Worry and stress are synonymous with almost every woman out there. And if she is overweight or obese, the stress-meter is on a constant high owing to her weight and everything else associated with it. This often leads to lifestyle disorders like diabetes and cardiovascular diseases. All this information has been around for ages. But some scientists tested it and stumbled upon a very good news for such women.
The research suggests that reducing stress may reduce fasting glucose in overweight and obese women helping them in improving their quality of life. Using the mindfulness-based stress reduction (MBSR) technique, the scientists found out that when women focused more on living in the moment their fasting glucose levels dropped drastically. The results of this study was presented in a poster at ENDO 2015, the annual meeting of the Endocrine Society in San Diego.
MBSR involves paying attention to oneself, their thoughts, feelings, going completely non-judgmental and non-reactive through simple breathing exercises. This kind of meditation is one of the best ways of reducing stress. 86 obese women with similar age and body mass index participated in this 8-week study in which some underwent the MBSR program while the rest were assigned the health education control (HEC).

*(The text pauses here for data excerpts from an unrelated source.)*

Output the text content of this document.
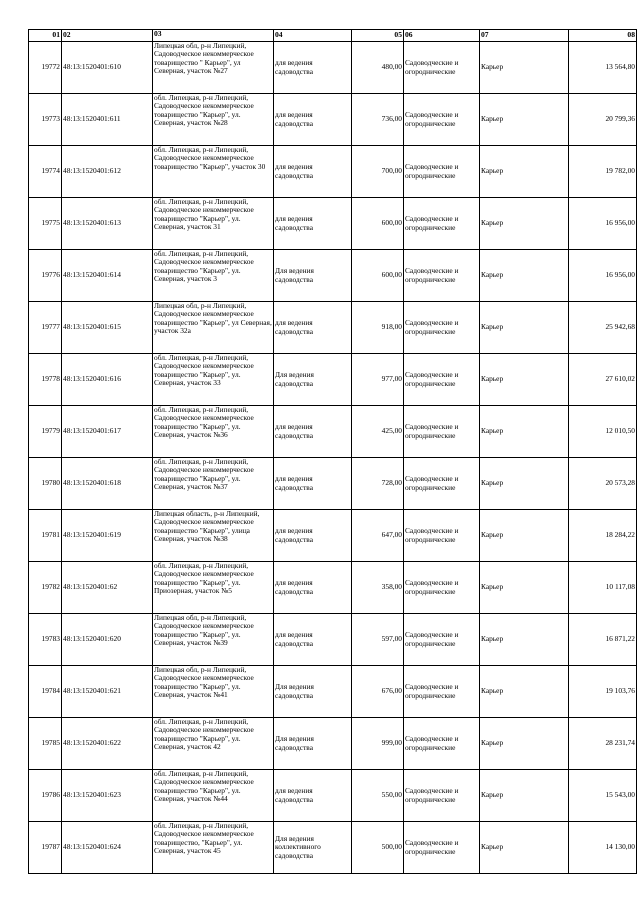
01	02	03	04	05	06	07	08
19772	48:13:1520401:610	Липецкая обл, р-н Липецкий, Садоводческое некоммерческое товарищество " Карьер", ул Северная, участок №27	для ведения садоводства	480,00	Садоводческие и огороднические	Карьер	13 564,80
19773	48:13:1520401:611	обл. Липецкая, р-н Липецкий, Садоводческое некоммерческое товарищество "Карьер", ул. Северная, участок №28	для ведения садоводства	736,00	Садоводческие и огороднические	Карьер	20 799,36
19774	48:13:1520401:612	обл. Липецкая, р-н Липецкий, Садоводческое некоммерческое товарищество "Карьер", участок 30	для ведения садоводства	700,00	Садоводческие и огороднические	Карьер	19 782,00
19775	48:13:1520401:613	обл. Липецкая, р-н Липецкий, Садоводческое некоммерческое товарищество "Карьер", ул. Северная, участок 31	для ведения садоводства	600,00	Садоводческие и огороднические	Карьер	16 956,00
19776	48:13:1520401:614	обл. Липецкая, р-н Липецкий, Садоводческое некоммерческое товарищество "Карьер", ул. Северная, участок 3	Для ведения садоводства	600,00	Садоводческие и огороднические	Карьер	16 956,00
19777	48:13:1520401:615	Липецкая обл, р-н Липецкий, Садоводческое некоммерческое товарищество "Карьер", ул Северная, участок 32а	для ведения садоводства	918,00	Садоводческие и огороднические	Карьер	25 942,68
19778	48:13:1520401:616	обл. Липецкая, р-н Липецкий, Садоводческое некоммерческое товарищество "Карьер", ул. Северная, участок 33	Для ведения садоводства	977,00	Садоводческие и огороднические	Карьер	27 610,02
19779	48:13:1520401:617	обл. Липецкая, р-н Липецкий, Садоводческое некоммерческое товарищество "Карьер", ул. Северная, участок №36	для ведения садоводства	425,00	Садоводческие и огороднические	Карьер	12 010,50
19780	48:13:1520401:618	обл. Липецкая, р-н Липецкий, Садоводческое некоммерческое товарищество "Карьер", ул. Северная, участок №37	для ведения садоводства	728,00	Садоводческие и огороднические	Карьер	20 573,28
19781	48:13:1520401:619	Липецкая область, р-н Липецкий, Садоводческое некоммерческое товарищество "Карьер", улица Северная, участок №38	для ведения садоводства	647,00	Садоводческие и огороднические	Карьер	18 284,22
19782	48:13:1520401:62	обл. Липецкая, р-н Липецкий, Садоводческое некоммерческое товарищество "Карьер", ул. Приозерная, участок №5	для ведения садоводства	358,00	Садоводческие и огороднические	Карьер	10 117,08
19783	48:13:1520401:620	Липецкая обл, р-н Липецкий, Садоводческое некоммерческое товарищество "Карьер", ул. Северная, участок №39	для ведения садоводства	597,00	Садоводческие и огороднические	Карьер	16 871,22
19784	48:13:1520401:621	Липецкая обл, р-н Липецкий, Садоводческое некоммерческое товарищество "Карьер", ул. Северная, участок №41	Для ведения садоводства	676,00	Садоводческие и огороднические	Карьер	19 103,76
19785	48:13:1520401:622	обл. Липецкая, р-н Липецкий, Садоводческое некоммерческое товарищество "Карьер", ул. Северная, участок 42	Для ведения садоводства	999,00	Садоводческие и огороднические	Карьер	28 231,74
19786	48:13:1520401:623	обл. Липецкая, р-н Липецкий, Садоводческое некоммерческое товарищество "Карьер", ул. Северная, участок №44	для ведения садоводства	550,00	Садоводческие и огороднические	Карьер	15 543,00
19787	48:13:1520401:624	обл. Липецкая, р-н Липецкий, Садоводческое некоммерческое товарищество, "Карьер", ул. Северная, участок 45	Для ведения коллективного садоводства	500,00	Садоводческие и огороднические	Карьер	14 130,00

While sleep, anxiety, depression and overall distress improved in both groups, it was observed that fasting glucose dropped significantly in the MBSR group compared to HEC. “MBSR significantly reduces fasting glucose and improves quality of life without changing body weight or insulin resistance. Increased mindfulness and reduced stress may lead to physiological changes in the hypothalamic-pituitary-adrenal (HPA) axis and/or sympathetic nervous system that result in lower glucose levels,” said Nazia Raja-Khan, MD, assistant professor of medicine and obstetrics and gynecology at the Penn State College of Medicine in Hershey, Pennsylvania.
“Given the increasing epidemics of obesity and diabetes, this study is particularly relevant to the general public, as it demonstrates that stress management may be beneficial for reducing perceived stress and blood glucose and improving quality of life in overweight or obese women,” said Raja-Khan. “This research supports the integration of mindfulness-based interventions with conventional medical approaches to obesity and diabetes prevention and treatment.”
The results of this study was released on the 6th March, two days before International Women’s Day! A definite indication to all women that it’s time to let go of all the unnecessary worries and lead a happy, stress-free life – overweight or not!